Par ailleurs, dans le document de référence pour la consultation, le ministère de l'Éducation nous présentait une image idyllique de notre réseau. «En 2012-2013 le taux d'obtention d'un diplôme ou d'une qualification du secondaire, que ce soit en formation générale ou en formation professionnelle, était de 94,4 % dans la population québécoise. À cet égard, le Québec est la province la plus performante au Canada, tous âges confondus, ce taux dépassant largement le taux moyen des pays de l'OCDE, qui est de 84,0 %». Le ministère souligne également les résultats obtenus en français, en maths et en sciences, au test international PISA, classant le Québec parmi les premiers de l'OCDE. Est-ce que ces prémisses de départ ne biaisent pas les résultats attendus de la consultation en faisant une analyse déformée de la réalité ?

Cette même année 2013, selon les chiffres du ministère, le taux de décrochage était de 20,8 %, aucune mention de ce fait dans le document de préparation à la consultation. En sciences, le Québec fait piètre figure, il est passé de la 13e à la 24e position pour les derniers résultats disponibles et valides du PISA de 2012, mais le ministère continue à dire que le Québec se classe dans les premiers *. Sans compter que plus de 50 % des québécois sont considérés comme analphabètes fonctionnels. Est-ce que les participants de la consultation ont eu une bonne lecture de la réalité de la part du ministère ?

Comment le gouvernement peut-il faire une politique de la réussite éducative sans un bilan de la dernière réforme, décriée par tous ? Le ministère transforme le système à la pièce sans une vue d'ensemble. Il refait le programme en histoire, il met sur pied un nouveau programme expérimental pour l'éducation sexuelle, il prépare un nouveau cours en économie et il adopte la loi 105 qui vient modifier la loi sur l'instruction publique. Mais il ne veut surtout pas d'une réforme en profondeur, sinon il aurait mis sur pied de véritables états généraux en éducation ou encore mieux comme le proposait Normand Baillargeon une Commission Parent 2.0. Au lieu de cela, le gouvernement a organisé une consultation à la va vite, avec une orientation biaisée, dont les conclusions sont déjà en bonne partie écrites. Pour preuve, avant même la fin de la consultation, alors que c'était un enjeu de débat, les écoles ont reçu une directive du ministère annonçant l'introduction d'un cours en économie financière obligatoire pour tous dès l'an prochain en secondaire cinq !
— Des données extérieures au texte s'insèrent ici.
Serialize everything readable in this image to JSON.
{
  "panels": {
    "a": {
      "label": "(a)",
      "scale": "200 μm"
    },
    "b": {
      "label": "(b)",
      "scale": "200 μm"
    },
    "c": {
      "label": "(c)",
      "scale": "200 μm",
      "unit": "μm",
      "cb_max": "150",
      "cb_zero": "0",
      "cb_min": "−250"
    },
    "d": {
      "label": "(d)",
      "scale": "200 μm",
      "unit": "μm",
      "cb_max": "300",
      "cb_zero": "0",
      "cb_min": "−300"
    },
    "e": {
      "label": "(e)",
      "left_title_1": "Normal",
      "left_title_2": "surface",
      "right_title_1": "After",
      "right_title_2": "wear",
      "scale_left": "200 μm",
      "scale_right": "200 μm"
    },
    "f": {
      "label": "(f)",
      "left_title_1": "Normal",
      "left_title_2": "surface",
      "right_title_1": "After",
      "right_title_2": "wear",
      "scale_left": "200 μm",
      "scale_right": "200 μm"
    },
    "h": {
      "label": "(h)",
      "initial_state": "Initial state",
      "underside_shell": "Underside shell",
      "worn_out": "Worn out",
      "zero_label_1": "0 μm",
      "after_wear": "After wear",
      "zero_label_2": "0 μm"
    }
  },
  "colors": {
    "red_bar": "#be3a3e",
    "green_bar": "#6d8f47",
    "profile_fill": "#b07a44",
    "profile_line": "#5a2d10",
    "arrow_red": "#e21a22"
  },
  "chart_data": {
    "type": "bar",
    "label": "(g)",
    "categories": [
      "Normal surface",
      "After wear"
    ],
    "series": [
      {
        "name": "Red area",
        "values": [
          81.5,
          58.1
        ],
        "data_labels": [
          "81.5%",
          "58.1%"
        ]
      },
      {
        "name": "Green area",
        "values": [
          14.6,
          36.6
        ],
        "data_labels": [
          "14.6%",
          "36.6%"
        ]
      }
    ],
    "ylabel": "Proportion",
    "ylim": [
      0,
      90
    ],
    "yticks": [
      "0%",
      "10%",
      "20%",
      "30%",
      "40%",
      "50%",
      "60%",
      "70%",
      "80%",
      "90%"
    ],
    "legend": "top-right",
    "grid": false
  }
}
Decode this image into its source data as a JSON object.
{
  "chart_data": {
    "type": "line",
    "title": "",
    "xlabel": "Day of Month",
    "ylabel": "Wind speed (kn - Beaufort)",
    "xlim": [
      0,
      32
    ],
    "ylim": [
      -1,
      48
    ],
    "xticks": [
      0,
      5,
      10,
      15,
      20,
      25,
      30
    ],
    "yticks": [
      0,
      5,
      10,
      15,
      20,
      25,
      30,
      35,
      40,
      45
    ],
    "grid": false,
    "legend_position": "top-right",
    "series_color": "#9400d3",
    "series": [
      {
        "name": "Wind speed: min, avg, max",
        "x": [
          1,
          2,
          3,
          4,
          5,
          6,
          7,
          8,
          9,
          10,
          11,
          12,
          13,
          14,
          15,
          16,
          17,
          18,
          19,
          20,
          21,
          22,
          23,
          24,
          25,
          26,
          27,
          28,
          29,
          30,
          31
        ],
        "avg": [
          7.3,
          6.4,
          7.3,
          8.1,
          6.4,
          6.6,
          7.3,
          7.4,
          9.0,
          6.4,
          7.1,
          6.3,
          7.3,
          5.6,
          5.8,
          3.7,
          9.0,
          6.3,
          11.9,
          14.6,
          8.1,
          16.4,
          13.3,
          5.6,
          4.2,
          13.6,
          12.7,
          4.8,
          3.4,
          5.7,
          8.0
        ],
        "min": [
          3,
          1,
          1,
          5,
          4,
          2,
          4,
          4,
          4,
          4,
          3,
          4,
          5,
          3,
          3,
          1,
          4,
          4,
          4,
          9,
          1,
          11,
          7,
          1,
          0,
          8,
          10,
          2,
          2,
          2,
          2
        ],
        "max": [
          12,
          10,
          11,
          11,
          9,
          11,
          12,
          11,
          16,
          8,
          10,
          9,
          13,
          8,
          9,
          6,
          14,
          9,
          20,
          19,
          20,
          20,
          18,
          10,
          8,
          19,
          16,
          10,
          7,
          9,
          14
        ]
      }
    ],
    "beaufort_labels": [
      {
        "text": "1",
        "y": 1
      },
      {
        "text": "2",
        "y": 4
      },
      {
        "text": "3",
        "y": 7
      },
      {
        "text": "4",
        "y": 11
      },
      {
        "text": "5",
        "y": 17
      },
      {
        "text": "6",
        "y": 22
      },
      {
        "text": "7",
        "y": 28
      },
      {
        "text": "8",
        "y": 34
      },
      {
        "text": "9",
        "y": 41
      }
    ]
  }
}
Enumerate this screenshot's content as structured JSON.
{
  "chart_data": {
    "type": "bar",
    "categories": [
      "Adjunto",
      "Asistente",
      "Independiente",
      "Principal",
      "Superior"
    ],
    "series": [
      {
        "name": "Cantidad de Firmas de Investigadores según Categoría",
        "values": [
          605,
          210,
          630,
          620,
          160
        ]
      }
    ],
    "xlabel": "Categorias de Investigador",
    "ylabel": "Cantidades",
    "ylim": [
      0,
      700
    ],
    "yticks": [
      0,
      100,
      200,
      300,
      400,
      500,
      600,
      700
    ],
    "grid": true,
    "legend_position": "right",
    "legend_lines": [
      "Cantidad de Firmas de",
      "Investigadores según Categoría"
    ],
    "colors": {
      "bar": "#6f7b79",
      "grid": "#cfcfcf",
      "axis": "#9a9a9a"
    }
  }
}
Le CSE soulignait dans son rapport la surcharge d'élèves en difficultés dans les classes régulières du secteur public. C'est connu le réseau privé draine les meilleurs élèves et prive le réseau public d'une masse critique nécessaire pour favoriser l'équité et la réussite du plus grand nombre. Comment le gouvernement peut-il sincèrement envisager une politique de la réussite éducative sans même questionner le fait que l'État subventionne grassement un réseau privé au détriment de l'école publique ? Alors que les écoles privées reçoivent des subventions additionnelles par exemple pour construire des terrains de soccer intérieur, pour aménager des terrains de football et pour acquérir les dernières technologies numériques, l'école publique n'a même pas les plateaux sportifs nécessaires pour donner les cours d'éducation physique de base à tous les élèves. Comment M.Couillard peut-il parler d'une chance égale de réussir ? Il est clair que le gouvernement a déjà fait son lit en fonction du privé et que pour ce gouvernement la réussite ne passe pas par une école gratuite et publique. Le démantèlement entrepris des CPE par l'augmentation de 1000 % des garderies privées depuis 2007(selon l'IRIS) en est un bon exemple. Durant les dernières années, sous le signe de l'austérité, le gouvernement Couillard a coupé des centaines de millions dans le réseau public de l'éducation, privant de services les plus démunis. Maintenant, le gouvernement se serait découvert une passion pour l'éducation ! Difficile de croire les intentions des libéraux. Ce gouvernement a abandonné l'esprit de la commission Parent et du même coup l'école publique !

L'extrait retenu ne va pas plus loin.